Enable device polling is disabled.
-
Intel(R) Atom(TM) CPU N270 @ 1.60GHz Current: 800 MHz, Max: 1600 MHz 2 CPUs: 1 package(s) x 1 core(s) x 2 HTT threads
This CPU is just old slow POS, but that thing is running at half the freq it's spec'ed for with 100% CPU usage? :o Try fiddling with the powerd settings.
Also, post some information about the NICs.
-
This CPU is just old slow POS, but that thing is running at half the freq it's spec'ed for with 100% CPU usage? :o Try fiddling with the powerd settings.
Also, post some information about the NICs.
I have a bit more power behind my box and Ive run into the same thing.. Is powerd on minimum capable of causing this issue?
my machine gets loaded up with 60mbits of torrent/netflix traffic (that is my connection speed) from time to time and I see that [kernel{em0 taskq}] and [intr{swi5: fast taskq}] tasks taking up the majority of the available CPU.. Polling is turned off..
This machine as built from spare parts that I had laying around is it possible that im just running into a limitation with the hardware?

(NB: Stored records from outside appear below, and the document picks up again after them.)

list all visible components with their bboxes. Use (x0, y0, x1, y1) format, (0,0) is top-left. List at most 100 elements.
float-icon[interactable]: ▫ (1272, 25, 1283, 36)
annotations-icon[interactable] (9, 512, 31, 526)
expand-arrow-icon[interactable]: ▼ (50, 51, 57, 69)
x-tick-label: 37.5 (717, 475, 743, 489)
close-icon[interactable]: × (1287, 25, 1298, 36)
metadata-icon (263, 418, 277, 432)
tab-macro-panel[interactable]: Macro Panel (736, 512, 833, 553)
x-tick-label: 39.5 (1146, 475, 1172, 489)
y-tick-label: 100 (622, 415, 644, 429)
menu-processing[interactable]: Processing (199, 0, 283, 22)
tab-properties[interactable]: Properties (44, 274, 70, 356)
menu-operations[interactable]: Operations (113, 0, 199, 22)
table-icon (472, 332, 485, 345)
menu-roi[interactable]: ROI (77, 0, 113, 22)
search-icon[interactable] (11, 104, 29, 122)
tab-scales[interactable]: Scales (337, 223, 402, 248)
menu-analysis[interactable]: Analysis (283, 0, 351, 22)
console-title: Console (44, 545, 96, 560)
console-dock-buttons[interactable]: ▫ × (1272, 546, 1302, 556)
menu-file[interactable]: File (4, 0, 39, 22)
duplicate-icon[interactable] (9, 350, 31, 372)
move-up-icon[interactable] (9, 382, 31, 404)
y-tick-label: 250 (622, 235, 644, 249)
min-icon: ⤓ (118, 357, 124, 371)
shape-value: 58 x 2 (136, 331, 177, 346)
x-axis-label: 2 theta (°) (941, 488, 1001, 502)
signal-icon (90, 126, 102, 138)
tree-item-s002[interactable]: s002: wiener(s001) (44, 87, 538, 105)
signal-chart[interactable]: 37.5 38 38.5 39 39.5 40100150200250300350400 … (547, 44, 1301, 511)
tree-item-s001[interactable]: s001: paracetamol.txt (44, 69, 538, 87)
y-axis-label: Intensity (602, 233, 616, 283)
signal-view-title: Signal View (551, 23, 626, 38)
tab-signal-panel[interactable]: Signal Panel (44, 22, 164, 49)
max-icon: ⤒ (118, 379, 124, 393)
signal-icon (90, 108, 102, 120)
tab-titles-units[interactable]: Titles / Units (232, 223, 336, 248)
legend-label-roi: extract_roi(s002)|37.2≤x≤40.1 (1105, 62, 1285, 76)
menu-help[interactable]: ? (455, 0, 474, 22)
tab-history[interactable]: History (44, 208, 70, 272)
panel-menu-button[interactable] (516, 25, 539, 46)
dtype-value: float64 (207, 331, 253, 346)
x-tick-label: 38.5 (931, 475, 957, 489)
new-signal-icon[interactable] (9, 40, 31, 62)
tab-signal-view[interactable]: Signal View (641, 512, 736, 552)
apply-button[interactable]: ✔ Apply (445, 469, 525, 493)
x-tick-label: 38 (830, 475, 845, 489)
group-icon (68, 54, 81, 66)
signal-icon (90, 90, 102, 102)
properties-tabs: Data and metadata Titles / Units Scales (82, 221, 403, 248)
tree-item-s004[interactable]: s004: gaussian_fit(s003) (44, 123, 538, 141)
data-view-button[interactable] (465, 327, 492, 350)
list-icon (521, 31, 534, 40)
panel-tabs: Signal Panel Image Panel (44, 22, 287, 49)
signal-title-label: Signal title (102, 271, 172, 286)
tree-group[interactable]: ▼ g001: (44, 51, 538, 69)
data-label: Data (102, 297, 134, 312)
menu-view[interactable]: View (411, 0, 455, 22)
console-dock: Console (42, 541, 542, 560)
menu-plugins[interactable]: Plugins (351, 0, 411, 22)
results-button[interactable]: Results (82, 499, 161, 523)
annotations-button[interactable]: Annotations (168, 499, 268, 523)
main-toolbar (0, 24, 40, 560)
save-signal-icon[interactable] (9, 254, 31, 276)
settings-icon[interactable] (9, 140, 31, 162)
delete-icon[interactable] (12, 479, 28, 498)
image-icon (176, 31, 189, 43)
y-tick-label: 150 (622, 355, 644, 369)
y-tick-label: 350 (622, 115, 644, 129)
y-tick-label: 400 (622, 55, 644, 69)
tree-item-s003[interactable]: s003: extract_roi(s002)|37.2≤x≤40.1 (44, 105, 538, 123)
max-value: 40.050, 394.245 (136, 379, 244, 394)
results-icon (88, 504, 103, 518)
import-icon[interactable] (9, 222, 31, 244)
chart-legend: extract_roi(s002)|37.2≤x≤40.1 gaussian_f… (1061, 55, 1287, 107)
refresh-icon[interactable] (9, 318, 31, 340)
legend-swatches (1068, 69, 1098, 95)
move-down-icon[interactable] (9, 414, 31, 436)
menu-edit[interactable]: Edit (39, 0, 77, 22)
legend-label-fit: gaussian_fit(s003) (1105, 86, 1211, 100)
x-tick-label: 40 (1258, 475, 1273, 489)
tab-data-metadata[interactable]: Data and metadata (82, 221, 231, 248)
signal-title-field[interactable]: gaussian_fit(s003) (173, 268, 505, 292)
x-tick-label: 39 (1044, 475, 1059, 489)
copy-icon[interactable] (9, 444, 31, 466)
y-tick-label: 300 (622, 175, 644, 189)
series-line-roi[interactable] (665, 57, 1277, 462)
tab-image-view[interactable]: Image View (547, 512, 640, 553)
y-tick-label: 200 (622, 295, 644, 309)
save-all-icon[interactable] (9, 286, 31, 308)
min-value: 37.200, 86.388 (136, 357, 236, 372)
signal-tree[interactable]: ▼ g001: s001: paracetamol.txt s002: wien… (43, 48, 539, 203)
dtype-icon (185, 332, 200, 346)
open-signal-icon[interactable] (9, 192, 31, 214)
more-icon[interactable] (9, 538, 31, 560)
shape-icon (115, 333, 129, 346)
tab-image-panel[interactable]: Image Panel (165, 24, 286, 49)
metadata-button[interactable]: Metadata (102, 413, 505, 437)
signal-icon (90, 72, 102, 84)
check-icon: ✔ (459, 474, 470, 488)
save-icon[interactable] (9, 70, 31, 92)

IC2D 2.13ghz, Asus OEM shitty mobo, 3gb ram, Intel Pro/1000 Legacy (external), Realtek 8169 (Internal)
-
I have a bit more power behind my box and Ive run into the same thing.. Is powerd on minimum capable of causing this issue?
You need to fiddle with whatever settings are available there. People here mentioned boxes where CPU is never run at full freq unless powerd is enabled somehow. Sure if set @minimum, that's a good candidate.